Het zesde amendement op de Amerikaanse grondwet waarborgt bepaalde rechten van personen die worden vervolgd voor strafbare feiten. Hoewel het eerder wordt genoemd in artikel III, afdeling 2 van de Grondwet, wordt het zesde amendement algemeen erkend als de bron van het recht op een tijdige openbare rechtszaak door de jury.
Als een van de oorspronkelijke 12 amendementen voorgesteld in de Bill of Rights, werd het zesde amendement ingediend bij de toen 13 staten voor bekrachtiging op 5 september 1789 en goedgekeurd door de vereiste negen staten op 15 december 1791.

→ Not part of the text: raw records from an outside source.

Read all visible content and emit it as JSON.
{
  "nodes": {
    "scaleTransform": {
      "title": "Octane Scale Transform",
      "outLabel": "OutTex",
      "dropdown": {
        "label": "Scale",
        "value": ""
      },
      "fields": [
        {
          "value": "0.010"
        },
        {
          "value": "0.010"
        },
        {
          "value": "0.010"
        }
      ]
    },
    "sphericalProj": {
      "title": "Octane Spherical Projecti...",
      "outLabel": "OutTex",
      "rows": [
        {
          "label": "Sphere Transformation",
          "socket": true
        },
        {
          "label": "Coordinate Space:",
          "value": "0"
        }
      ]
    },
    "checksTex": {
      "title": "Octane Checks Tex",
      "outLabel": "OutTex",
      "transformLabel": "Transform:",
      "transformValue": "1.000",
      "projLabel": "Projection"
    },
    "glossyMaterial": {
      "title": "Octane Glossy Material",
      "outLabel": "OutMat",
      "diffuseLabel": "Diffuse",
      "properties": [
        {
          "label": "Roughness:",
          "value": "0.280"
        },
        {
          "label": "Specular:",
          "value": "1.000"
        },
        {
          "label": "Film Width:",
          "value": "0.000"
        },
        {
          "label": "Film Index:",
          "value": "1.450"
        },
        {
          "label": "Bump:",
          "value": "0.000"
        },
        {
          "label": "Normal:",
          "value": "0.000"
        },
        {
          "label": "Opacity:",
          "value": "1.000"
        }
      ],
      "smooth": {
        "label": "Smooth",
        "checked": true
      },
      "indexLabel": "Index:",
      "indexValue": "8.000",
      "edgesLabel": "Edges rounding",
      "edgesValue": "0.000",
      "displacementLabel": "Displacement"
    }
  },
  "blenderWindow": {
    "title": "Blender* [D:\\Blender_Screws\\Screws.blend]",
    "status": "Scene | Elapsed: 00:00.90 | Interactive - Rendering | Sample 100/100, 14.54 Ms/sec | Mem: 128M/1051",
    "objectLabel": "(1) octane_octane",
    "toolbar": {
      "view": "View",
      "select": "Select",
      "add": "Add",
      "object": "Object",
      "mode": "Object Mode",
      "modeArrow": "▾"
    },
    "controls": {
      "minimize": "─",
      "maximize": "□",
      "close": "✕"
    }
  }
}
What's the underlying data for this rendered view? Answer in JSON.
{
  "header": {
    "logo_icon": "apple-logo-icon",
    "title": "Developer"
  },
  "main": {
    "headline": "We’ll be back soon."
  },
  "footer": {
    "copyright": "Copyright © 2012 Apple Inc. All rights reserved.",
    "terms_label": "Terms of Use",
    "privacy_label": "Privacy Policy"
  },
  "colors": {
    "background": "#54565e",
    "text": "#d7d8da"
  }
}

De volledige tekst van het zesde amendement luidt:
Bij alle strafrechtelijke vervolgingen geniet de beklaagde het recht op een snel en openbaar proces door een onpartijdige jury van de staat en het district waar het misdrijf zal zijn gepleegd, welk district vooraf bij wet is vastgesteld en op de hoogte is gesteld van de aard en oorzaak van de beschuldiging; geconfronteerd worden met de getuigen tegen hem; om een verplicht proces te hebben voor het verkrijgen van getuigen in zijn voordeel, en om de hulp van een raadsman voor zijn verdediging te hebben.
Specifieke rechten van criminele verdachten die door het zesde amendement worden gewaarborgd, zijn onder meer:
Net als andere grondwettelijk gewaarborgde rechten met betrekking tot het strafrechtstelsel, heeft het Hooggerechtshof geoordeeld dat de bescherming van het Zesde Amendement in alle staten van toepassing is op grond van het door het Veertiende Amendement vastgestelde "behoorlijke proces".
Juridische uitdagingen voor de bepalingen van het zesde amendement komen het vaakst voor in gevallen waarin sprake is van een eerlijke selectie van juryleden en de noodzaak om de identiteit van getuigen te beschermen, zoals slachtoffers van geslachtsmisdaden en personen die gevaar lopen voor vergelding als gevolg van hun getuigenis..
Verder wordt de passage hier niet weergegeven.